The service sector includes banks, insurance firms, telecommunications, tour operators, hotel chains and transport companies. All these now enjoy freer and fairer trade. The intellectual property agreement amounts to rules for trade and investment in ideas and creativity. The WTO system encourages countries to settle differences through consultations. Countries bring disputes to WTO if they think their rights under the agreements are being infringed.
The trade policy review mechanism of WTO proposes to improve transparency in national policies of individual countries.
The WTO has a range of rules designed to prohibit “trade-related investment measures” (TRIMs), including many of the ways in which national governments might seek to develop industry and investment policies to assist the development of industries and firms. The WTO rules in relation to “trade related intellectual property” (TRIPs) provide unprecedented protection in the areas of copyright and intellectual property rights.
The existing agreements of the national governments with WTO require domestic legislation and policies of member states to be altered and brought into line with it.
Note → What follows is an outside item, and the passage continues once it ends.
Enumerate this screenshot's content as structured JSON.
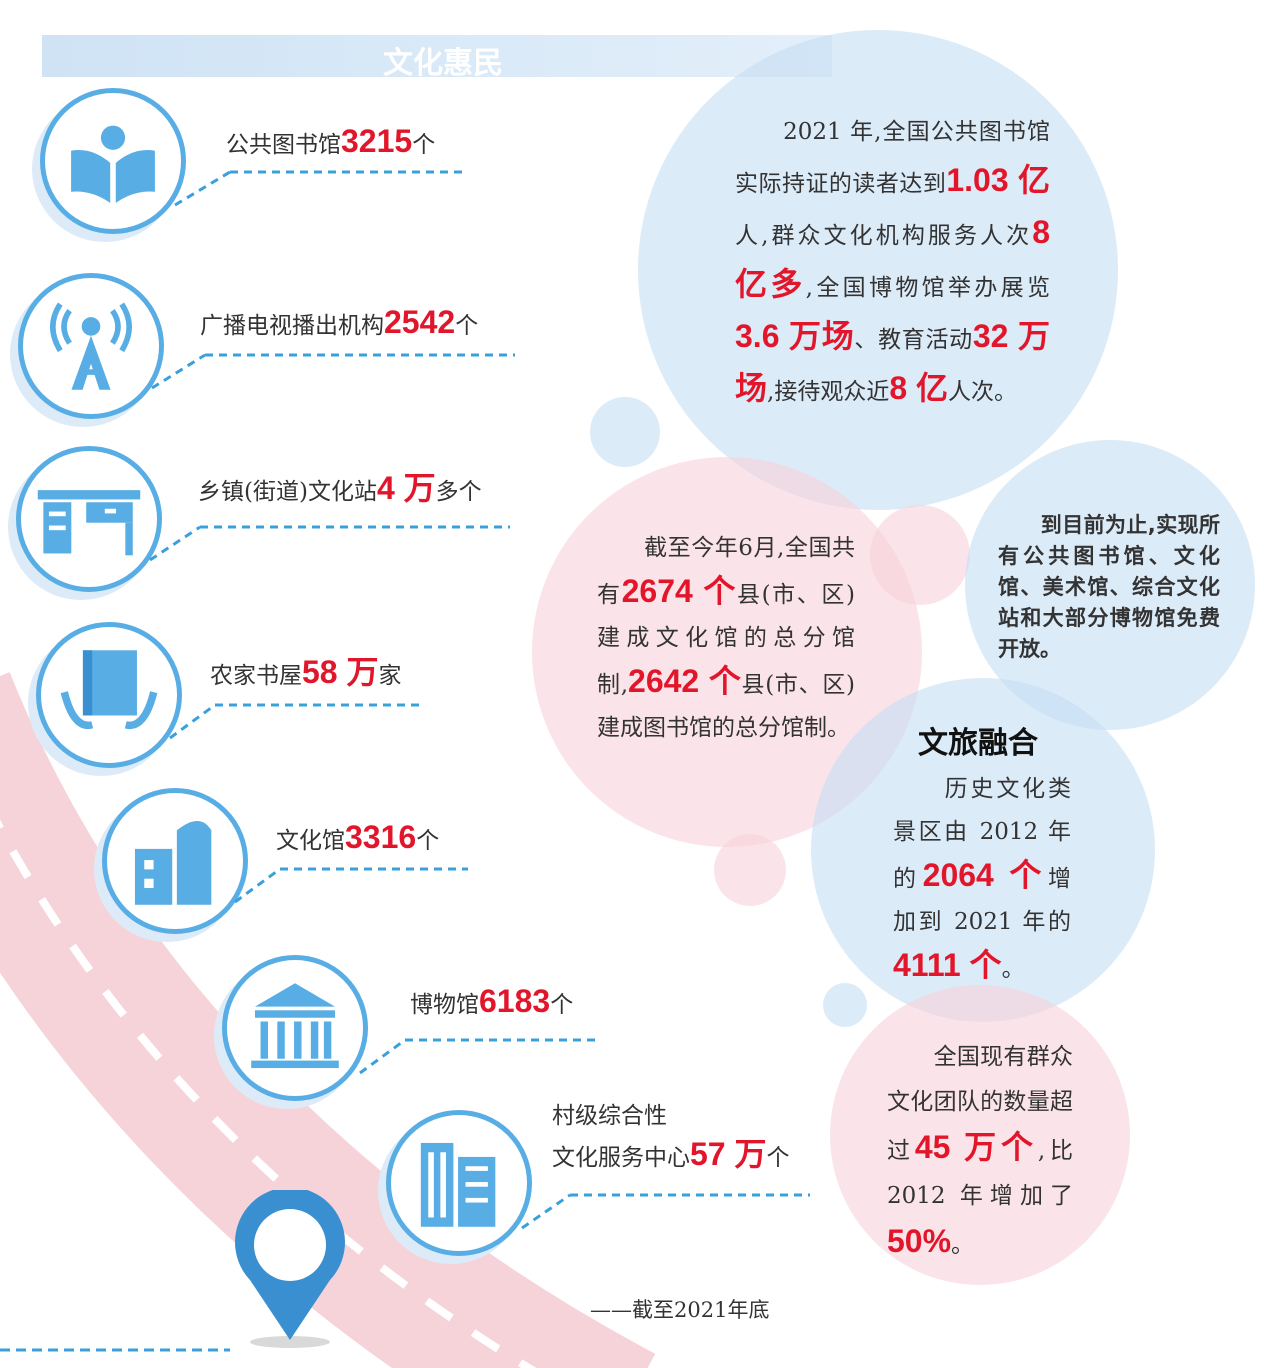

Non-compliance can result in trade sanctions being imposed against a country’s exports through the dispute settlement system, thus giving WTO a strong enforcement mechanism. Thus national governments have to comply with the disciplines and obligations in the wide range of issues under the purview of WTO. The functioning of WTO promotes the empowerment of the market or the minimal role for the State and rapid liberalisation.
India is a founder member of GATT and its successor the WTO. India’s participation in an increasingly rule based system in the governance of international trade is claimed to ensure more stability and predictability, which may lead to more trade and prosperity. By being a member of WTO India automatically avails most favoured nation and national treatment for its exports to all WTO nations. India made necessary legislative changes to implement WTO standard intellectual property laws in the year 2005, although after showing initial resistance.